Опять звонкий смех. Я подумал, что так часто может смеяться человек, которому на самом деле хочется плакать.

– Я тогда была по фамилии Рябая. Это теперь я как бы Каминская, по Аркаше. И была я Мария, а не Марина.

– А зачем? – Алешка опять наивно защелкал ресницами.

– Ну... Мария, Маруся, Машка – очень уж простые имена, для звезды не годятся. Я теперь Марина стар!

– Да вы еще и не такая уж старая, – наивно польстил ей Алешка.

Не знаю, как там Мариша ходила по подиуму, но что она умеет хорошо делать, так это звонко смеяться.

– Да не старая! – стала она объяснять Алешке. – А стар! Звезда по-английски. А Марина с иностранного как бы морская. Морская звезда, типа того.

Алешка приоткрыл рот, похлопал ресницами и сказал:

– А давайте я ваш портрет в виде морской звезды нарисую. С автографом. И со всякими щупальцами.

Ну вот теперь еще и этот малец над ней подшучивает. Я никак не мог понять, почему Мариша так часто и с таким удовольствием приглашает нас в гости. А потом вдруг догадался. Перед кем ей еще хвастаться? Она в Москве, в общем-то, чужой человек из какого-то Лопушанска. Кому она тут интересна и нужна? Какой такой элите? Вся ее элита – это маникюрша, ветеринарша и звезды на журнальных страницах и обложках. Даже какой-то нелепый художник над ней посмеялся.

Жалко мне ее. И Аркашу тоже. Я случайно услышал мамин-папин разговор, что у Аркаши дела идут не очень. Что он очень скоро может разориться. А все потому, что много денег тратит на охрану и на Маришу.

– Мариша, Мариша... – сказал папа, постучав пальцем по столу. – «Мисс Мормышка».

– Как-как? – удивилась мама. – Ну-ка, повтори, отец. Что за кличка такая?

Наш папа в молодости был заядлым охотником и рыболовом. До тех пор, пока не женился на нашей маме. Наша мама, конечно, не возражала против рыбалки и охоты, но наш папа решил, что проводить время рядом с нашей мамой гораздо приятнее и полезнее, чем на рыбалке или на охоте. Ну, может, не папа так решил, а мама – это неважно. Рыбалка и охота у него закончились, но воспоминания о них остались. И папа объяснил маме:

– Мормышка это, мать, такая приманка на зимней ловле. На крючок цепляется кусочек блескучей фольги. Не настоящая приманка в виде хлебушка, мотыля или червячка, а яркая штучка. И рыбка на нее клюет. И попадается. Вот так попался и наш Аркаша. Клюнул на блестящую безделушку.
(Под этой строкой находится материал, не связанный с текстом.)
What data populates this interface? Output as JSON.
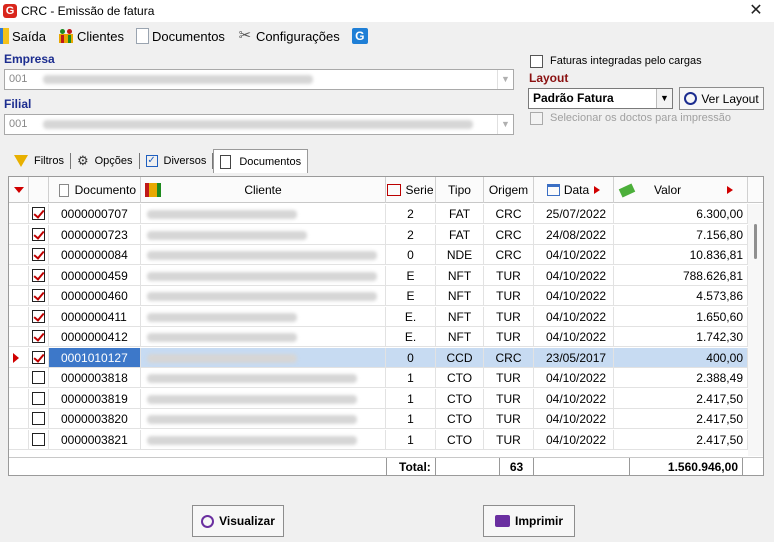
{
  "window": {
    "title": "CRC - Emissão de fatura",
    "logo": "G"
  },
  "menu": [
    {
      "label": "Saída",
      "icon": "exit-icon"
    },
    {
      "label": "Clientes",
      "icon": "clients-icon"
    },
    {
      "label": "Documentos",
      "icon": "document-icon"
    },
    {
      "label": "Configurações",
      "icon": "tools-icon"
    },
    {
      "label": "",
      "icon": "info-icon"
    }
  ],
  "form": {
    "empresa_label": "Empresa",
    "empresa_value": "001",
    "filial_label": "Filial",
    "filial_value": "001",
    "faturas_integradas_label": "Faturas integradas pelo cargas",
    "layout_label": "Layout",
    "layout_value": "Padrão Fatura",
    "ver_layout_label": "Ver Layout",
    "selecionar_label": "Selecionar os doctos para impressão"
  },
  "tabs": [
    {
      "label": "Filtros"
    },
    {
      "label": "Opções"
    },
    {
      "label": "Diversos"
    },
    {
      "label": "Documentos"
    }
  ],
  "grid": {
    "headers": {
      "documento": "Documento",
      "cliente": "Cliente",
      "serie": "Serie",
      "tipo": "Tipo",
      "origem": "Origem",
      "data": "Data",
      "valor": "Valor"
    },
    "rows": [
      {
        "checked": true,
        "documento": "0000000707",
        "serie": "2",
        "tipo": "FAT",
        "origem": "CRC",
        "data": "25/07/2022",
        "valor": "6.300,00"
      },
      {
        "checked": true,
        "documento": "0000000723",
        "serie": "2",
        "tipo": "FAT",
        "origem": "CRC",
        "data": "24/08/2022",
        "valor": "7.156,80"
      },
      {
        "checked": true,
        "documento": "0000000084",
        "serie": "0",
        "tipo": "NDE",
        "origem": "CRC",
        "data": "04/10/2022",
        "valor": "10.836,81"
      },
      {
        "checked": true,
        "documento": "0000000459",
        "serie": "E",
        "tipo": "NFT",
        "origem": "TUR",
        "data": "04/10/2022",
        "valor": "788.626,81"
      },
      {
        "checked": true,
        "documento": "0000000460",
        "serie": "E",
        "tipo": "NFT",
        "origem": "TUR",
        "data": "04/10/2022",
        "valor": "4.573,86"
      },
      {
        "checked": true,
        "documento": "0000000411",
        "serie": "E.",
        "tipo": "NFT",
        "origem": "TUR",
        "data": "04/10/2022",
        "valor": "1.650,60"
      },
      {
        "checked": true,
        "documento": "0000000412",
        "serie": "E.",
        "tipo": "NFT",
        "origem": "TUR",
        "data": "04/10/2022",
        "valor": "1.742,30"
      },
      {
        "checked": true,
        "documento": "0001010127",
        "serie": "0",
        "tipo": "CCD",
        "origem": "CRC",
        "data": "23/05/2017",
        "valor": "400,00",
        "selected": true
      },
      {
        "checked": false,
        "documento": "0000003818",
        "serie": "1",
        "tipo": "CTO",
        "origem": "TUR",
        "data": "04/10/2022",
        "valor": "2.388,49"
      },
      {
        "checked": false,
        "documento": "0000003819",
        "serie": "1",
        "tipo": "CTO",
        "origem": "TUR",
        "data": "04/10/2022",
        "valor": "2.417,50"
      },
      {
        "checked": false,
        "documento": "0000003820",
        "serie": "1",
        "tipo": "CTO",
        "origem": "TUR",
        "data": "04/10/2022",
        "valor": "2.417,50"
      },
      {
        "checked": false,
        "documento": "0000003821",
        "serie": "1",
        "tipo": "CTO",
        "origem": "TUR",
        "data": "04/10/2022",
        "valor": "2.417,50"
      }
    ],
    "footer": {
      "total_label": "Total:",
      "count": "63",
      "sum": "1.560.946,00"
    }
  },
  "buttons": {
    "visualizar": "Visualizar",
    "imprimir": "Imprimir"
  },
  "colors": {
    "accent_blue": "#1c2d8f",
    "accent_red": "#8a1010",
    "selection": "#c7dbf2",
    "check_red": "#c00000"
  }
}
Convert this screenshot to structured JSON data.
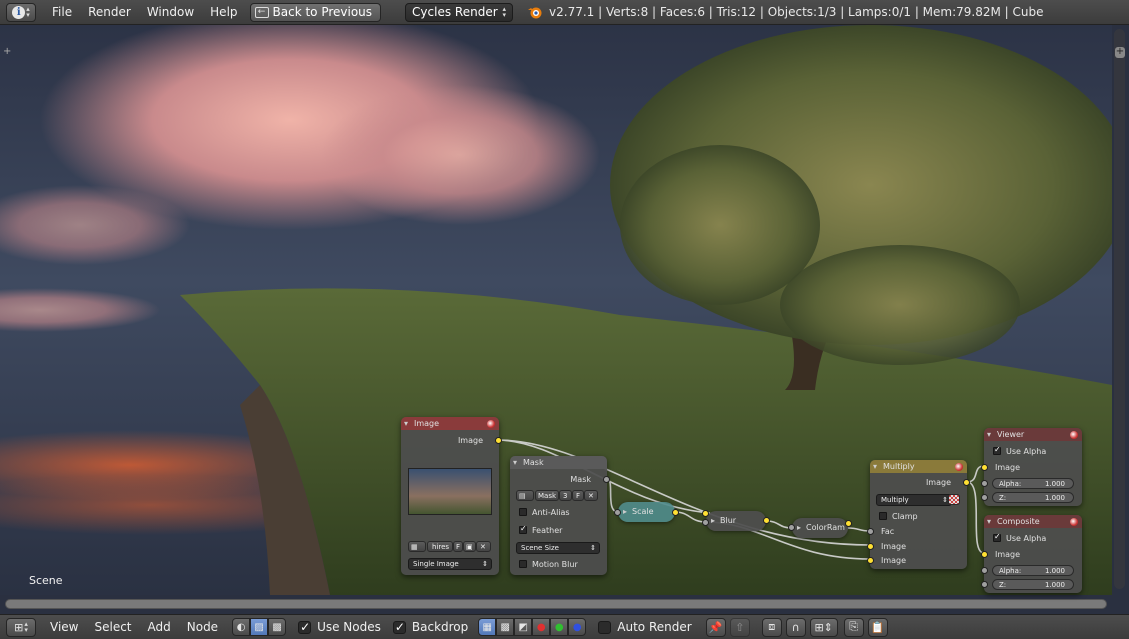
{
  "topbar": {
    "menu": [
      "File",
      "Render",
      "Window",
      "Help"
    ],
    "back_label": "Back to Previous",
    "render_engine": "Cycles Render",
    "stats": "v2.77.1 | Verts:8 | Faces:6 | Tris:12 | Objects:1/3 | Lamps:0/1 | Mem:79.82M | Cube"
  },
  "editor": {
    "scene_label": "Scene",
    "nodes": {
      "image": {
        "title": "Image",
        "output": "Image",
        "image_name": "hires",
        "fake_user": "F",
        "source": "Single Image"
      },
      "mask": {
        "title": "Mask",
        "output": "Mask",
        "mask_name": "Mask",
        "users": "3",
        "fake_user": "F",
        "anti_alias": "Anti-Alias",
        "feather": "Feather",
        "size_mode": "Scene Size",
        "motion_blur": "Motion Blur"
      },
      "scale": {
        "title": "Scale"
      },
      "blur": {
        "title": "Blur"
      },
      "colorramp": {
        "title": "ColorRam"
      },
      "multiply": {
        "title": "Multiply",
        "output": "Image",
        "blend_mode": "Multiply",
        "clamp": "Clamp",
        "input_fac": "Fac",
        "input_image1": "Image",
        "input_image2": "Image"
      },
      "viewer": {
        "title": "Viewer",
        "use_alpha": "Use Alpha",
        "input_image": "Image",
        "alpha_label": "Alpha:",
        "alpha_value": "1.000",
        "z_label": "Z:",
        "z_value": "1.000"
      },
      "composite": {
        "title": "Composite",
        "use_alpha": "Use Alpha",
        "input_image": "Image",
        "alpha_label": "Alpha:",
        "alpha_value": "1.000",
        "z_label": "Z:",
        "z_value": "1.000"
      }
    }
  },
  "bottombar": {
    "menu": [
      "View",
      "Select",
      "Add",
      "Node"
    ],
    "use_nodes": "Use Nodes",
    "backdrop": "Backdrop",
    "auto_render": "Auto Render"
  }
}
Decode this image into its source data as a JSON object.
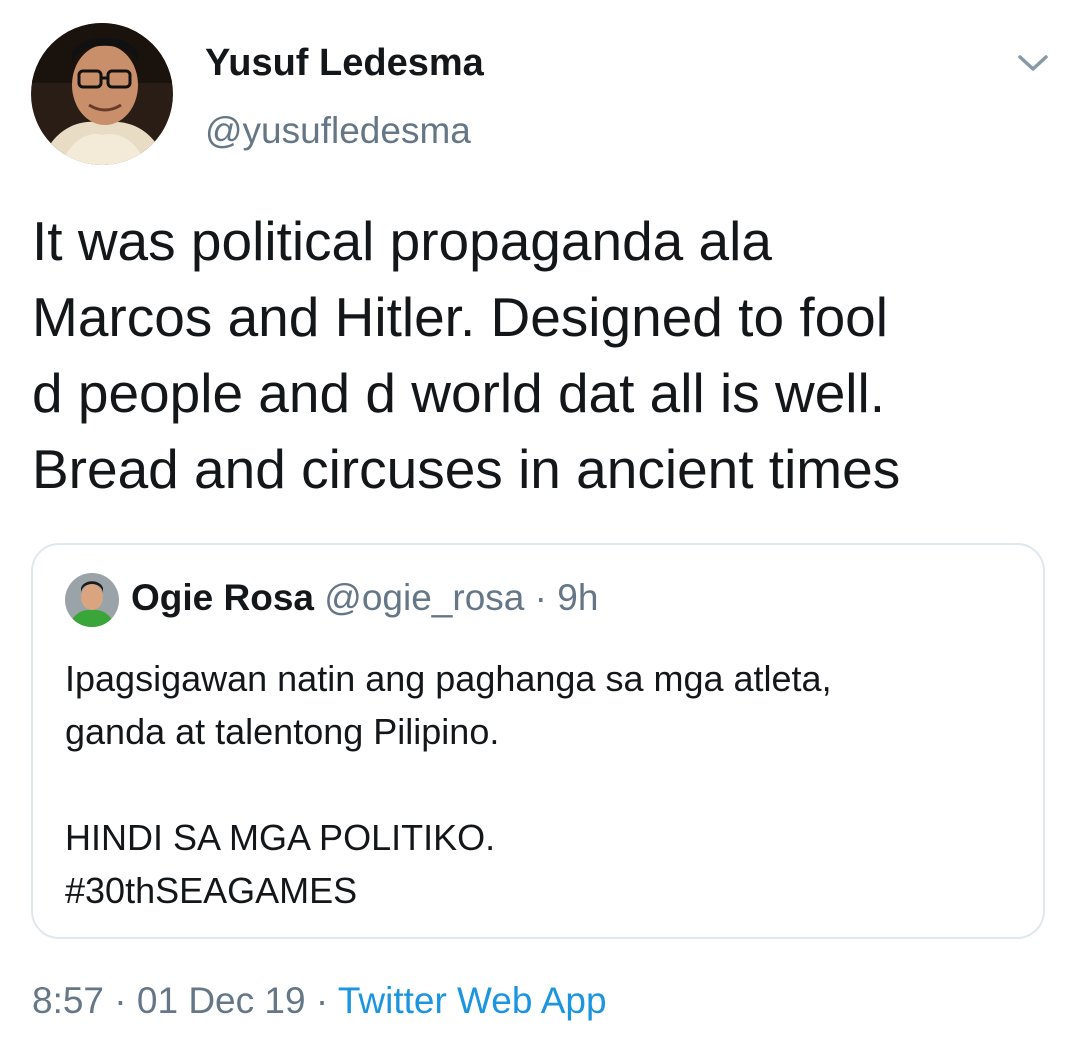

– А ты? – вдруг спросила мама.

Папа усмехнулся и ее успокоил:

– Не волнуйся, мать, я клюнул на настоящего добротного червячка.

– Спасибо, – сказала мама. – А на кого я клюнула-то?

– Ты не клюнула, – сказал папа. – Ты попала в сети моего обаяния.

Мама засмеялась и поцеловала папу в лоб.

Самое интересное: когда я Лешке рассказал об этом разговоре, он ничуть не удивился. Он удивился моей наивности:

– Ты что, Дим, ничего еще не понял?

Я понял только то, что на мормышку никогда не клюну. В нашем классе их, наверное, сто штук.

Глава VIII

Следственный эксперимент

В прихожей, из-под тумбочки, опять вылезли кроссовки.

– Проголодались, – сказал Алешка.

– Ты их покорми, – сердито посоветовала мама. – Крякерами.

И больше ни слова не говоря, взяла кроссовки, прошла в комнату, распахнула окно и – только мы их и видели.

– Круто! – восхитился Алешка. – А если они вернутся?

– Тогда я сама выпрыгну в окно, – пообещала мама. – Идите мыть посуду.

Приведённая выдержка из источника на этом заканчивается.